柴田:古舘伊知郎さんが実況で"わがままな膝小僧"と例えていましたよね。越中選手とは手が合ったのか、たくさんの名勝負が生まれました。

――1987年3月には、前田日明さんとタッグを組んで越中詩郎・武藤敬司組を下し、IWGPタッグ王者に輝きましたね。

柴田:UWFの登場は、新日本プロレスにとっても刺激になりました。前田さんと髙田さんはUWFのツートップで、人気もすごかった。関係がうまくいっている時は、すばらしいコンビでしたね。

 ただ、いろいろとあってふたりは袂を分かった。今のふたりの関係もわかりません。プロレスに対する考え方、人としての生き方とか、ボタンの掛け違いもあったんだろうけど......同志でもあり、ライバルでもあったふたりにしかわからない感情があるんだと思います。周りの人間たちの思惑も複雑にからみ合っていますしね。
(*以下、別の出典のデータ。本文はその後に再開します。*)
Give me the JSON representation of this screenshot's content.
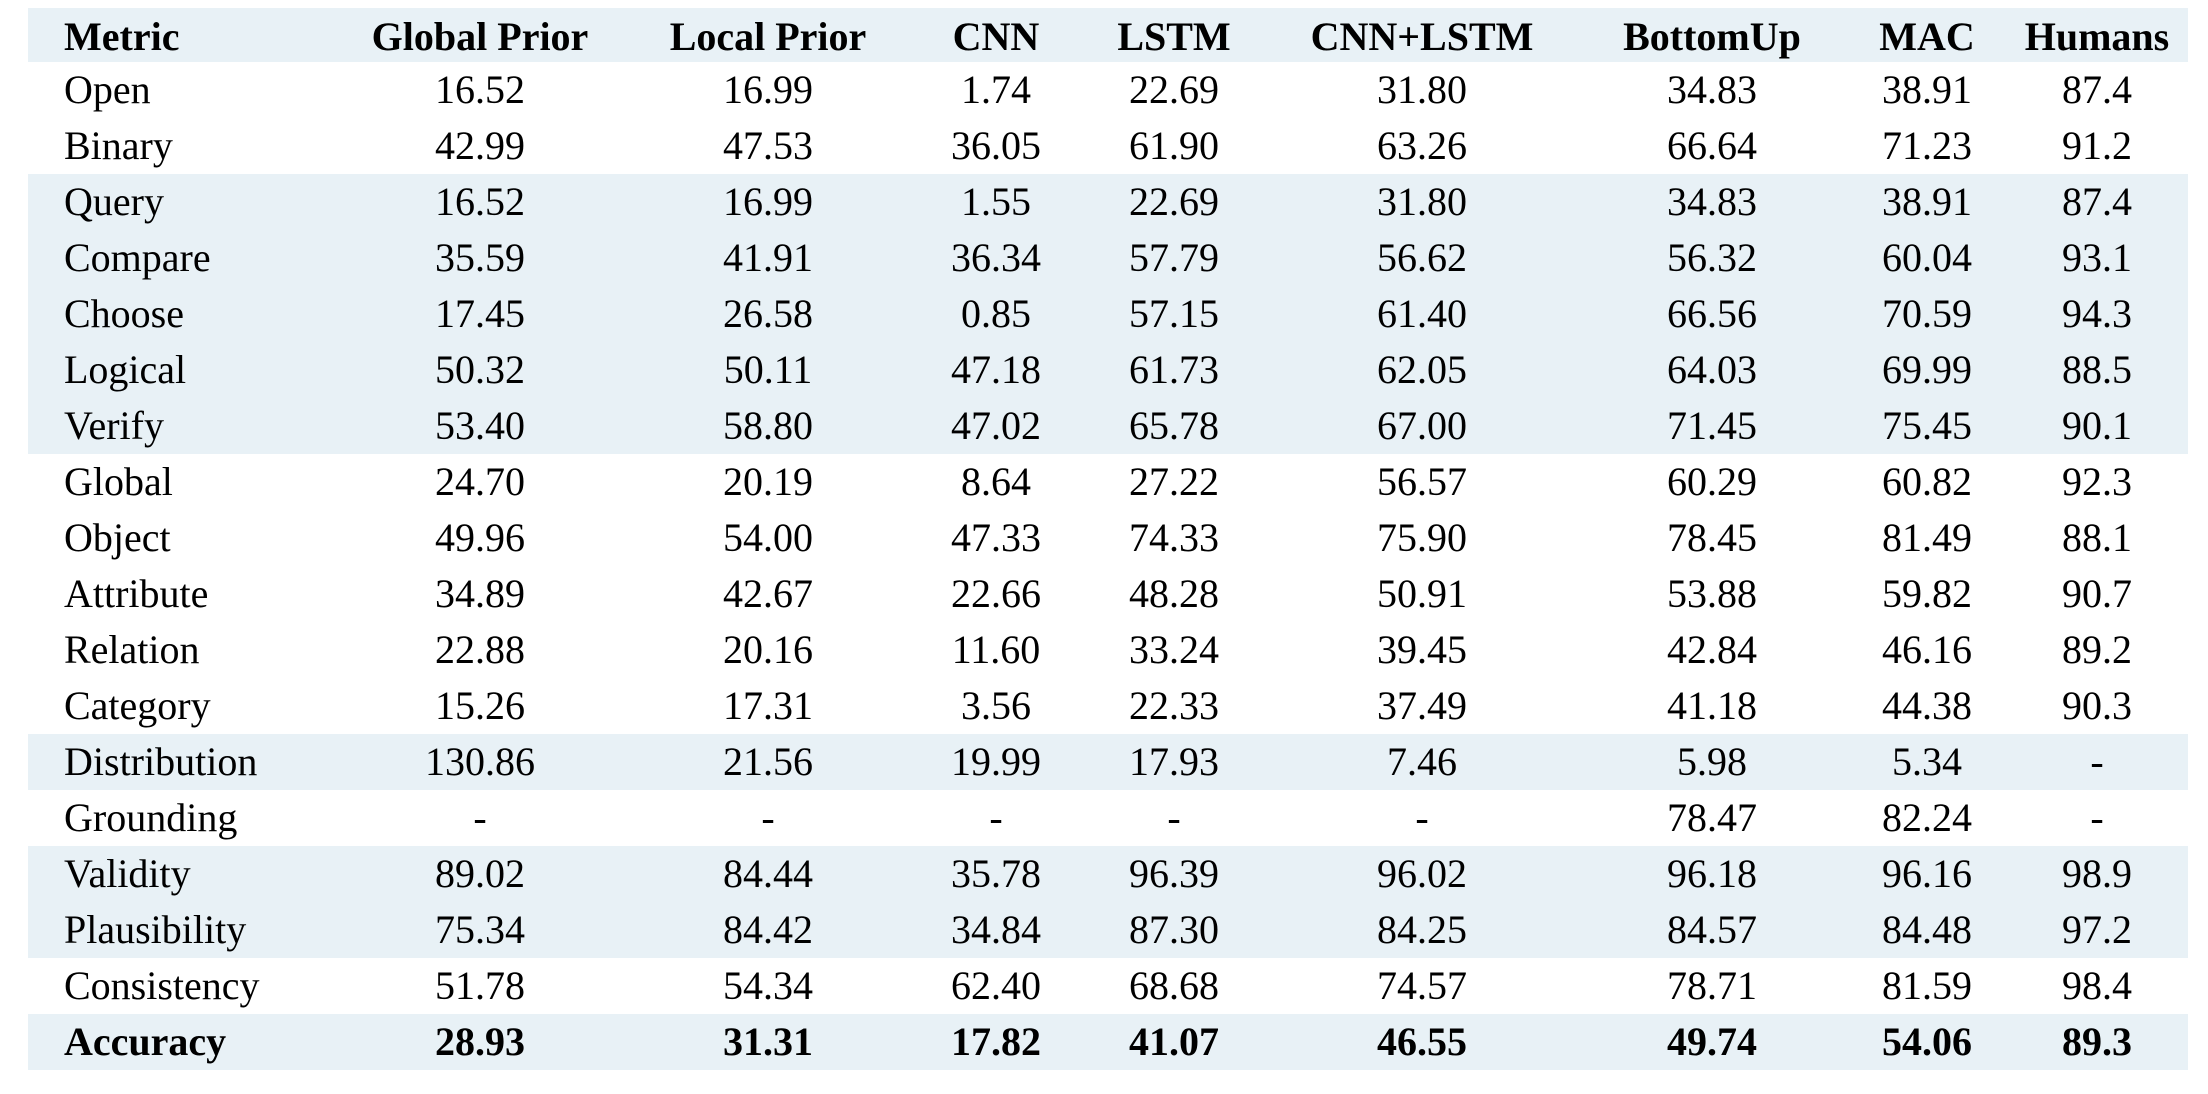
{
  "table": {
    "headers": [
      "Metric",
      "Global Prior",
      "Local Prior",
      "CNN",
      "LSTM",
      "CNN+LSTM",
      "BottomUp",
      "MAC",
      "Humans"
    ],
    "rows": [
      {
        "cells": [
          "Open",
          "16.52",
          "16.99",
          "1.74",
          "22.69",
          "31.80",
          "34.83",
          "38.91",
          "87.4"
        ],
        "shaded": false,
        "bold": false
      },
      {
        "cells": [
          "Binary",
          "42.99",
          "47.53",
          "36.05",
          "61.90",
          "63.26",
          "66.64",
          "71.23",
          "91.2"
        ],
        "shaded": false,
        "bold": false
      },
      {
        "cells": [
          "Query",
          "16.52",
          "16.99",
          "1.55",
          "22.69",
          "31.80",
          "34.83",
          "38.91",
          "87.4"
        ],
        "shaded": true,
        "bold": false
      },
      {
        "cells": [
          "Compare",
          "35.59",
          "41.91",
          "36.34",
          "57.79",
          "56.62",
          "56.32",
          "60.04",
          "93.1"
        ],
        "shaded": true,
        "bold": false
      },
      {
        "cells": [
          "Choose",
          "17.45",
          "26.58",
          "0.85",
          "57.15",
          "61.40",
          "66.56",
          "70.59",
          "94.3"
        ],
        "shaded": true,
        "bold": false
      },
      {
        "cells": [
          "Logical",
          "50.32",
          "50.11",
          "47.18",
          "61.73",
          "62.05",
          "64.03",
          "69.99",
          "88.5"
        ],
        "shaded": true,
        "bold": false
      },
      {
        "cells": [
          "Verify",
          "53.40",
          "58.80",
          "47.02",
          "65.78",
          "67.00",
          "71.45",
          "75.45",
          "90.1"
        ],
        "shaded": true,
        "bold": false
      },
      {
        "cells": [
          "Global",
          "24.70",
          "20.19",
          "8.64",
          "27.22",
          "56.57",
          "60.29",
          "60.82",
          "92.3"
        ],
        "shaded": false,
        "bold": false
      },
      {
        "cells": [
          "Object",
          "49.96",
          "54.00",
          "47.33",
          "74.33",
          "75.90",
          "78.45",
          "81.49",
          "88.1"
        ],
        "shaded": false,
        "bold": false
      },
      {
        "cells": [
          "Attribute",
          "34.89",
          "42.67",
          "22.66",
          "48.28",
          "50.91",
          "53.88",
          "59.82",
          "90.7"
        ],
        "shaded": false,
        "bold": false
      },
      {
        "cells": [
          "Relation",
          "22.88",
          "20.16",
          "11.60",
          "33.24",
          "39.45",
          "42.84",
          "46.16",
          "89.2"
        ],
        "shaded": false,
        "bold": false
      },
      {
        "cells": [
          "Category",
          "15.26",
          "17.31",
          "3.56",
          "22.33",
          "37.49",
          "41.18",
          "44.38",
          "90.3"
        ],
        "shaded": false,
        "bold": false
      },
      {
        "cells": [
          "Distribution",
          "130.86",
          "21.56",
          "19.99",
          "17.93",
          "7.46",
          "5.98",
          "5.34",
          "-"
        ],
        "shaded": true,
        "bold": false
      },
      {
        "cells": [
          "Grounding",
          "-",
          "-",
          "-",
          "-",
          "-",
          "78.47",
          "82.24",
          "-"
        ],
        "shaded": false,
        "bold": false
      },
      {
        "cells": [
          "Validity",
          "89.02",
          "84.44",
          "35.78",
          "96.39",
          "96.02",
          "96.18",
          "96.16",
          "98.9"
        ],
        "shaded": true,
        "bold": false
      },
      {
        "cells": [
          "Plausibility",
          "75.34",
          "84.42",
          "34.84",
          "87.30",
          "84.25",
          "84.57",
          "84.48",
          "97.2"
        ],
        "shaded": true,
        "bold": false
      },
      {
        "cells": [
          "Consistency",
          "51.78",
          "54.34",
          "62.40",
          "68.68",
          "74.57",
          "78.71",
          "81.59",
          "98.4"
        ],
        "shaded": false,
        "bold": false
      },
      {
        "cells": [
          "Accuracy",
          "28.93",
          "31.31",
          "17.82",
          "41.07",
          "46.55",
          "49.74",
          "54.06",
          "89.3"
        ],
        "shaded": true,
        "bold": true
      }
    ]
  },
  "colors": {
    "shade": "#e8f1f6",
    "text": "#000000",
    "background": "#ffffff"
  }
}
――1988年4月からは、第2次UWF時代に移ります。第2次UWFは1カ月に1回、各地の主要な試合会場を回るビッグマッチ形式の興行を開催しました。

柴田:テレビがなくてもやっていける新しいシステムでしたね。当時は、「テレビがなきゃ無理だ」というのが定説。実際に、新日本はテレビ朝日、全日本プロレスは日本テレビと、資金面はもちろん、告知や営業などあらゆる面で強力スクラムを組んでいましたから。

 でも、第2次UWFはプロス業界の常識を覆した。それまであまり関わりがなかったプランナーや広告代理店の考えを取り入れて、新しい興行システム、団体運営システムを作り上げました。それが成功しましたね。